Porträt

laut.de-Biographie

Nurse With Wound

Unter all den exotischen Gestalten, die das Londoner Post-PunkLeben so hervorbringt, nimmt sich Steven Stapelton aus wie ein Fossil. Im schwarzen Frack mit Zylinder, zwei runden dunklen Gläser, die die Augen verdunkeln und im Kontrast zum blonden Spitzbart Stapeltons stehen, wirkt er wie aus einer anderen Zeit entsprungen. Unter Ausschluss all zu großer Anteilnahme, es sei denn sie schlägt sich in Plattenverkäufen nieder, folgt der Londoner seiner künstlerischen Berufung, die in seiner experimentellen Musik sowie in seinen surrealistischen Bildern und Collagen ihren Ausdruck findet.

Die Berufung zur Kunst kommt schon früh, und so will Stapelton Kunst studieren, doch nach wenigen Tagen am College verläßt er es aus Frust über die endlosen Zwänge wieder und fährt stattdessen ein Jahr nach Deutschland. Dort arbeitet er als Rowdie bei verschiedenen Krautrockbands, deren Musik er später "als die größte Innovation in der modernen Musik" bezeichnet. Zurück in England, ergibt sich die günstige Gelegenheit ein Studio für wenig Geld zu mieten und Stapelton sagt gleich zu. Einziges Problem, es gibt gar keine Band und auch keinen Track. Doch alles kein Problem, er ruft seine Kumpels John Fothergill und Heeman Pathak an, die ein paar Instrumente mitbringen, und so wird dann "Chance Meeting On A Dissecting Table Of A Sewing Machine And An Umbrella" an einem Tag aufgenommen. Ein Debut, wie es besser nicht sein könnte.

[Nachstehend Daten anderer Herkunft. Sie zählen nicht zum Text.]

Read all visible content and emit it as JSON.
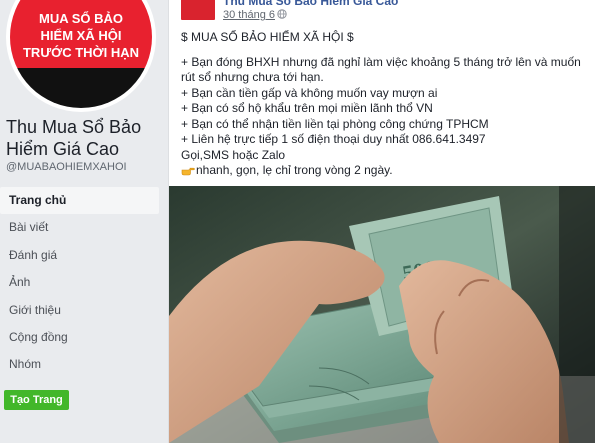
{
  "sidebar": {
    "avatar_text": [
      "MUA SỔ BẢO",
      "HIỂM XÃ HỘI",
      "TRƯỚC THỜI HẠN"
    ],
    "page_name": "Thu Mua Sổ Bảo Hiểm Giá Cao",
    "page_handle": "@MUABAOHIEMXAHOI",
    "nav_items": [
      {
        "label": "Trang chủ",
        "active": true
      },
      {
        "label": "Bài viết"
      },
      {
        "label": "Đánh giá"
      },
      {
        "label": "Ảnh"
      },
      {
        "label": "Giới thiệu"
      },
      {
        "label": "Cộng đồng"
      },
      {
        "label": "Nhóm"
      }
    ],
    "create_page_label": "Tạo Trang"
  },
  "post": {
    "author": "Thu Mua Sổ Bảo Hiểm Giá Cao",
    "date": "30 tháng 6",
    "privacy_icon": "globe-icon",
    "lines": [
      "$ MUA SỔ BẢO HIỂM XÃ HỘI $",
      "+ Bạn đóng BHXH nhưng đã nghỉ làm việc khoảng 5 tháng trở lên và muốn",
      "rút sổ nhưng chưa tới hạn.",
      "+ Bạn cần tiền gấp và không muốn vay mượn ai",
      "+ Bạn có sổ hộ khẩu trên mọi miền lãnh thổ VN",
      "+ Bạn có thể nhận tiền liền tại phòng công chứng TPHCM",
      "+ Liên hệ trực tiếp 1 số điện thoại duy nhất 086.641.3497",
      "Gọi,SMS hoặc Zalo",
      "nhanh, gọn, lẹ chỉ trong vòng 2 ngày."
    ],
    "emoji_icon": "pointing-hand-icon",
    "photo_description_icon": "money-counting-photo"
  },
  "colors": {
    "brand_red": "#e8212f",
    "link_blue": "#385898",
    "button_green": "#42b72a"
  }
}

Die ersten Alben bis "Merzbild Schwet" sind von einem starken Bezug zur Avantgarde des 20. Jahrhunderts geprägt, sei es in Form dadaistischer Komposition, surreal-bedrohlicher Bildlandschaften oder die Nähe zu den Ideen der Wiener Situationisten, wie Rudolf Schwarzkogler oder Herrmann Nitsch. Abstrakt-akustische und gleichzeitig dem Minimalismus verschriebene Klangkollagen prägen diese Zeit. Jim "Foetus" Thirlwell kommt für Aufnahmen vorbei und Stapelton zusammen mit William Bennett von Whitehouse begibt sich Stapelton bei den Aufnahmen zu "150 Murderous Passions" in die perverse Phantasiewelt des Marquis de Sade. Doch schon bei "Homotopy To Marie" von 1982 ist erstmals deutlich zu erkennen, daß sich Nurse With Wound zum Soloprojekt von Steven Stapelton entwickelt hat. Einzig sein Freund und gleichgesinnter im Geiste, David Tibet von Current 93 bleibt als ständiger Kollaborateur über die Jahre an Stapeltons Seite.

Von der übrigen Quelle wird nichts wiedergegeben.